05 February 2009 | Paul Snell
The procurement process to find a supplier for a new ticketing system for the Edinburgh Festival Fringe was "fundamentally flawed", according to an investigation.
Many visitors to the festival last summer were unable to buy tickets after the system bought by organisers the Festival Fringe Society failed, causing the festival to suffer a financial loss.
Although the society did follow a procurement process to find a new supplier, the final decision over which one to select was not based on the detailed assessment of vendors that had been carried out. Instead a subjective choice was made primarily dependent on which supplier could provide a bespoke system for the festival.
The independent report into the chaos, conducted by accountancy firm Scott-Moncrieff, recognised the procurement process had followed "best practice", but the implementation of this was flawed.
In addition, although a consultant had been brought in as a project manager to assist with procurement, the role was marginalised, with the responsibilities usurped by internal management and staff. A group to oversee the implementation of the system was also never formed, and it was left to the supplier to manage the project.
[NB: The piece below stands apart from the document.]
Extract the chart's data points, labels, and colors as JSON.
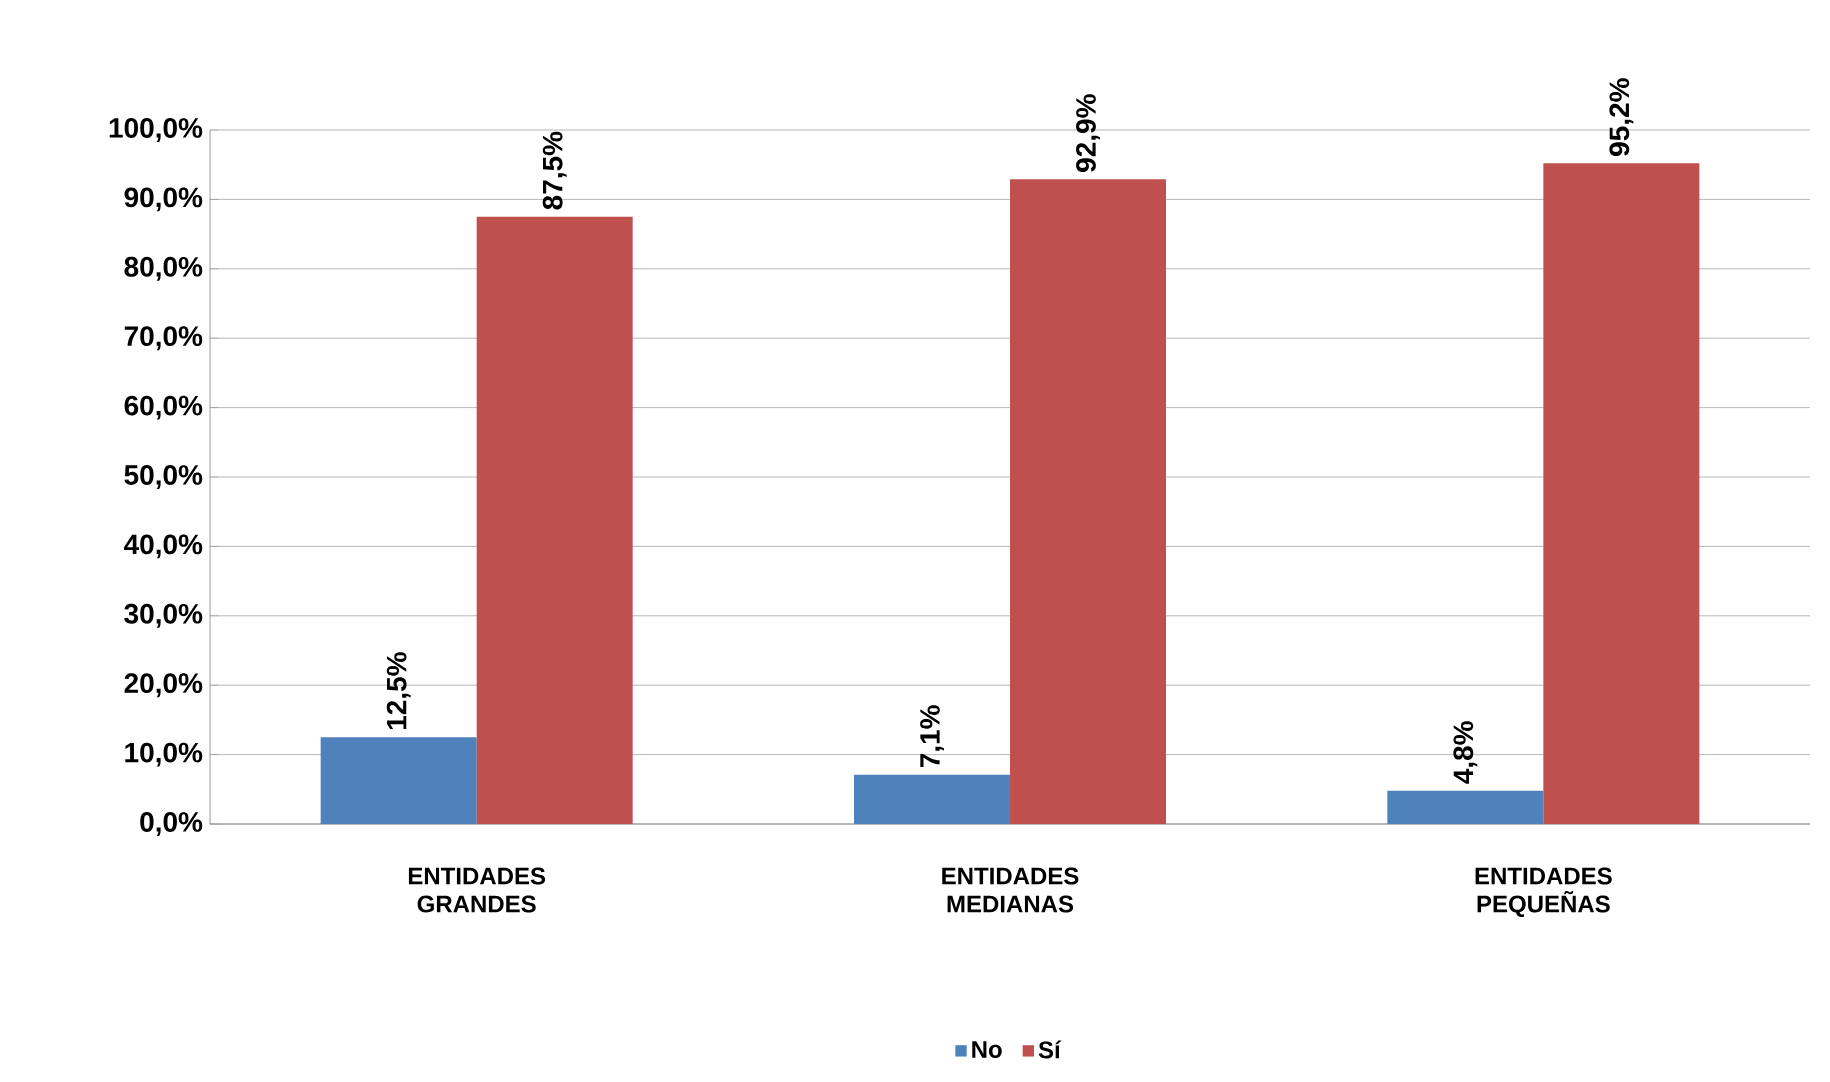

The society selected Pivotal as its preferred supplier, despite the vendor never having developed a ticketing system before, and was rated to have a "high risk of business failure" by risk analysts Dun & Bradstreet. Pivotal's system did go live on 9 June, but immediately failed.
The Scott-Moncrieff report recommended all future purchasing processes should be formalised and a full report, containing recommendations and evidence, should be published after a decision is taken.
A spokesman for the society said: "Many of the recommendations mirror changes that are already well under way for this year's festival. These steps are part of a radical process of change in the Fringe - specifically in relation to the staffing structure, the business model and the negotiation of a new box office system. The board has recognised the box office difficulties of the past year and learnt from the experience."